The row between the central government and the Kurdistan Regional Government came to a head March 7, when parliament voted on a budget despite a Kurdish boycott and failed to include provision for $3.5 billion the KRG wants to pay foreign oil contractors.

As a result, Kurdish oil exports halted since December have yet to resume and some 160,000 b/d of production is shut-in.


The threat of secession by the Kurdish province, which is enjoying an oil-fed economic boom, has resurfaced with plans to build an oil pipeline to Turkey seen as an indicator of such intentions should the KRG proceed with an oil export route independent of the federal government.


The stalemate comes at a time of mounting disaffection in Sunni provinces with what they see as the authoritarian style of Shi’ite prime minister Nuri al-Maliki, their marginalization and the degradation of basic services in their areas.


The Sunnis are also uncomfortable with Maliki’s close ties to Tehran, the leading Shi’ite Muslim power in the Persian Gulf.


When the US invaded Iraq, its stated goal was to replace Saddam Hussein’s Baathist regime with a democratic government that would serve as a template for the rest of the Arab world.


But the rebellions of 2011 across the Arab world, partly inspired by the ouster of former Iraqi strongman Saddam’s Hussein, have unleashed a period of unprecedented turbulence in the Middle East.


Of particular concern to Maliki’s government is the threat of spillover from the civil strife in neighboring Syria.


Iraq’s energy industry had been in a state of stagnation since 1980, when Iraq invaded Iran. It suffered further damage during the Gulf War of 1991 and years of UN sanctions that all but halted investment in the sector.


And now, despite state earnings of $100 billion last year from oil exports, ordinary Iraqis see little improvement to their quality of life in Baghdad and cities outside Iraqi Kurdistan.


Power cuts are frequent, corruption is rampant and security a major concern.


In the south, disgruntled farmers have staged protests against foreign oil companies over what they say is damage to farmlands.

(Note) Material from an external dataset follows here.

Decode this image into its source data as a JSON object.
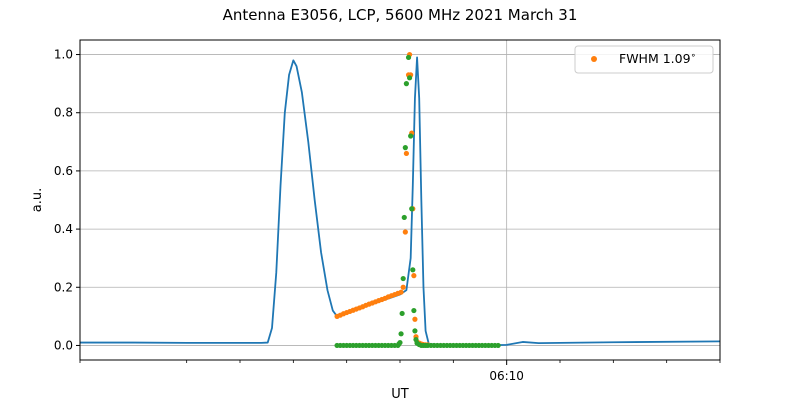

In February this year, Iraq exported 2.536 million b/d of crude oil and Platts calculates that it produced 3.050 million b/d, a level that remains below the 3.5 million b/d peak achieved in the late 1970s.

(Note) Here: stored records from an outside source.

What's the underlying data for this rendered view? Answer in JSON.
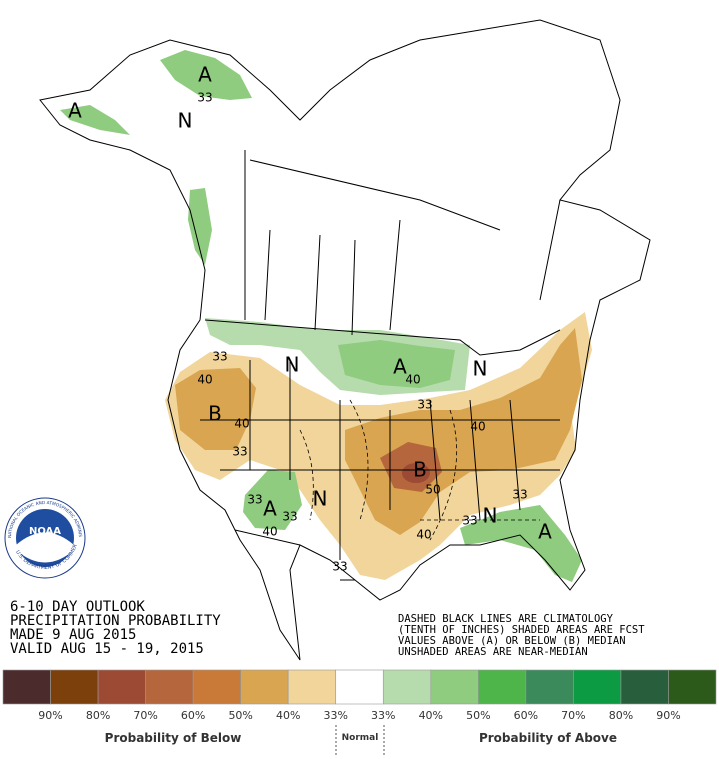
{
  "header": {
    "lines": [
      "6-10 DAY OUTLOOK",
      "PRECIPITATION PROBABILITY",
      "MADE  9 AUG 2015",
      "VALID  AUG 15 - 19, 2015"
    ]
  },
  "notes": [
    "DASHED BLACK LINES ARE CLIMATOLOGY",
    "(TENTH OF INCHES) SHADED AREAS ARE FCST",
    "VALUES ABOVE (A) OR BELOW (B) MEDIAN",
    "UNSHADED AREAS ARE NEAR-MEDIAN"
  ],
  "logo": {
    "name": "NOAA",
    "ring_top": "NATIONAL OCEANIC AND ATMOSPHERIC ADMINISTRATION",
    "ring_bottom": "U.S. DEPARTMENT OF COMMERCE"
  },
  "map_labels": [
    "A",
    "N",
    "A",
    "N",
    "A",
    "N",
    "B",
    "B",
    "A",
    "N",
    "N",
    "A",
    "33",
    "40",
    "40",
    "33",
    "33",
    "33",
    "40",
    "33",
    "40",
    "50",
    "40",
    "33",
    "40",
    "33",
    "33",
    "33"
  ],
  "legend": {
    "colors": [
      "#4b2b2b",
      "#7b400c",
      "#9c4a34",
      "#b5663c",
      "#c97a38",
      "#d9a551",
      "#f1d59b",
      "#ffffff",
      "#b6dcae",
      "#8fcc7f",
      "#4db549",
      "#3b8a5c",
      "#0c9a42",
      "#285e3b",
      "#2b5a1b"
    ],
    "labels": [
      "90%",
      "80%",
      "70%",
      "60%",
      "50%",
      "40%",
      "33%",
      "33%",
      "40%",
      "50%",
      "60%",
      "70%",
      "80%",
      "90%"
    ],
    "below": "Probability of Below",
    "normal": "Normal",
    "above": "Probability of Above"
  }
}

Political uncertainty apart, further obstacles may hinder efforts by the oil ministry to attain its revised capacity target of 9 million b/d by 2020.


Iraq late last year breached the psychological 3 million b/d production level, achieved with the help of foreign oil companies operating under long-term service contracts awarded in 2009-2010.


Serious setback


The oil industry suffered a serious setback when the US-led coalition administration dismantled the leadership of the oil ministry during the early days of occupation, arresting then minister Amer Rashid and dismissing senior managers whose experience was needed to get the oil industry back on its feet.


Oil output fell from an average 2.5 million b/d in January and February 2003 to zero in April and May, rising eventually to 2.3 million b/d in December.


Exports, which averaged 2.07 million b/d before the invasion and were suspended for three months after, rose to 1.633 million b/d by December.


That year, output averaged 1.57 million b/d, compared with 2.58 million b/d in 2001 while exports averaged 980,000 b/d from 1.98 million b/d in 2001. Production and exports did not rise above these levels until 2011.


Since then, output has risen rapidly as the work of international oil companies awarded technical service contracts brought on additional production from the 11 fields awarded in 2009 and 2010, of which four were producing fields and seven discovered fields.


The oil ministry had initially targeted combined production of 11.7 million b/d by 2017 from these fields plus the al-Ahdab field awarded to China’s CNPC in 2008, or an increase of 10.1 million b/d.


Added to production from fields managed by state oil companies, including Kirkuk in the north, total output capacity would rise to 12.5 million b/d.


With Kurdistan oil, estimated to be at 500,000 b/d by 2017, Iraq’s total production was headed toward an overall target of 13 million b/d by mid-2017.